Bagaimanakah Masa Depan Ekonomi Biru Dan Ilmu Kelautan

Bagaimanakah Masa Depan Ekonomi Biru Dan Ilmu Kelautan – Bagaimana ilmu pengetahuan akan menjawab tantangan kelautan masa depan? Bagaimana setiap disiplin ilmu akan berkontribusi pada eksplorasi laut di masa depan? Sebenarnya dua pertanyaan itu terikat oleh satu pertanyaan ini : “Mengapa lautan kita begitu penting bagi kita?” Pertanyaan itu mengarah pada pertanyaan lain seperti apakah kesehatan kita, kesehatan lingkungan, kekuatan ekonomi kita dan memang, masa depan kita, bergantung pada laut?

Pada akhirnya semua orang akan meletakan jari telunjuk mereka padaa kaum ilmuwan.

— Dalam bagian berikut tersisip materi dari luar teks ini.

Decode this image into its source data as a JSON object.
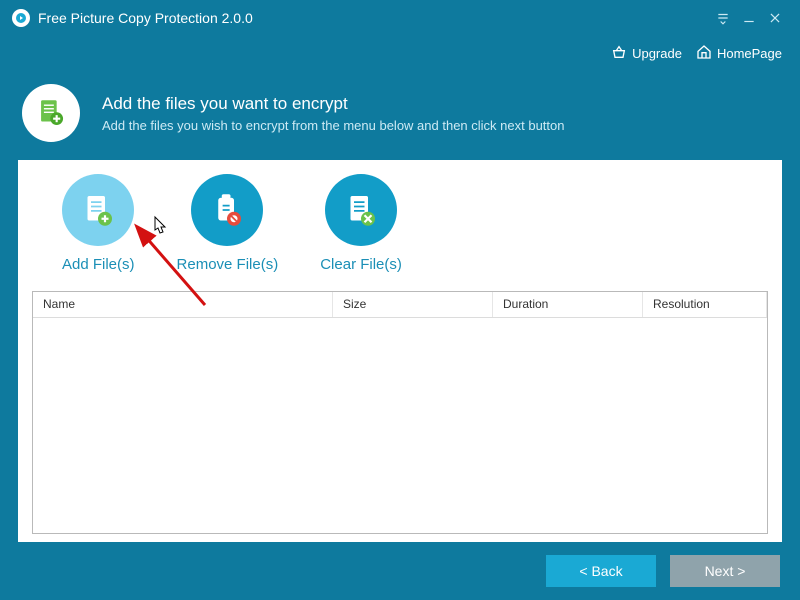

Lalu bagaimana ilmu kelautan dapat membantu kita secara kolektif mengembangkan industri berbasis kelautan dengan pada saat yang sama melindungi ekosistem laut yang unik sehingga kelestariannya bisa dijaga untuk kepentingan di masa datang.

Oleh karenanya Anda sudah aman menyebut semua ini nonsens.

Dalam banyak hal, lautan yang mengelilingi kita, masih dipandang sebagai “semua hal”, karena luasmua, karena dianggap gigantis, karena apapun yang di laut tidak ada satu manusia pun yang mampu mengatasinya, maka lautan di pandang sebagai tempat sampah rakasasa. Tempat di mana orang-orang miskin bisa berpindah negara lewat kapal penumpang dan rakit, allih-alih naik pesawat terbang yang bonafid. Bahkan pasar pesiar pun disamakan dengan naik kano melintasi danau wisata untuk berllibur. Semua orang berharap pada lautan tapi semua orang meremehkannya, oleh karenanya ahli laut ahli dalam mengorganisasi manusia untuk kepentingan laut, tidak bisa menjadi pemimpin publik, karena itulah sektor di mana setiap orang malas memperjuangkannya.

Padahal mayoritas perdagangan yang membawa pundi uang di brankas para konglomerat perjalanannya dilakukan melalui laut, belum lagi sumber daya minyak dan gas lepas pantai yang luas menghasilkan pendapatan ekspor vital dan menawarkan sumber energi jangka panjang yang lebih bersih daripada batubara dan industri.

Tetap saja orang menganggap bahwa ilmu tentang kelautan tidak bisa dibentuk dalam suatu persilangan dengan etika dan moral, yang melahirkan sanksi hukum. Tidak ada hukum laut yang mengurusi sungai-sungai sebagai got raksasa pembuangan sampah rumah tangga oleh warga Indonesia. Jika benar hukum semacam itu ada, artinya tidak pernah terdengar atau berjalan daam check and Balance. Kecuali ada uangnya.

Uangnya pun termasuk jumlah yang serius. Industri kelautan misalnya menyumbang sekitar A $ 42 miliar untuk perekonomian Australia pada tahun 2010. Ini diproyeksikan akan tumbuh hingga sekitar A $ 100 miliar pada tahun 2025 dengan perluasan industri dan pengembangan peluang baru di bidang-bidang seperti energi terbarukan saat in. Sebagai. Untuk negara yang tidak dikenal sebagai negara kepualauan, ambisi Australia kepada komersialisme lautan mewakili ambisi semua negara lainnta.

Selain nilai ekonomi dan estetika, lautan juga menyediakan serangkaian “jasa ekosistem” yang penting – yang paling penting dalam peran lautan dalam sistem iklim global. Sejak akhir abad ke-18, sekitar 30% adalah ikut menyerap emisi karbondioksida yang diinduksi manusia telah diambil oleh lautan sementara selama 50 tahun terakhir, lautan juga telah menyerap sekitar 90% dari panas tambahan yang dihasilkan melalui dampak dari rumah kaca.

Marine Nation 2025 menjabarkan enam, “tantangan besar” kelautan, mencakup

  1. Kedaulatan, keamanan, bahaya alam.
  2. Keamanan energi
  3. Ketahanan pangan
  4. konservasi keanekaragaman hayati dan kesehatan ekosistem
  5. Iklim, berurusan dengan perubahan iklim
  6. Alokasi sumber daya yang optimal

Dengan demikian, upaya yang berdedikasi dan terkoordinasi di komunitas ilmu kelautan nasional diperlukan.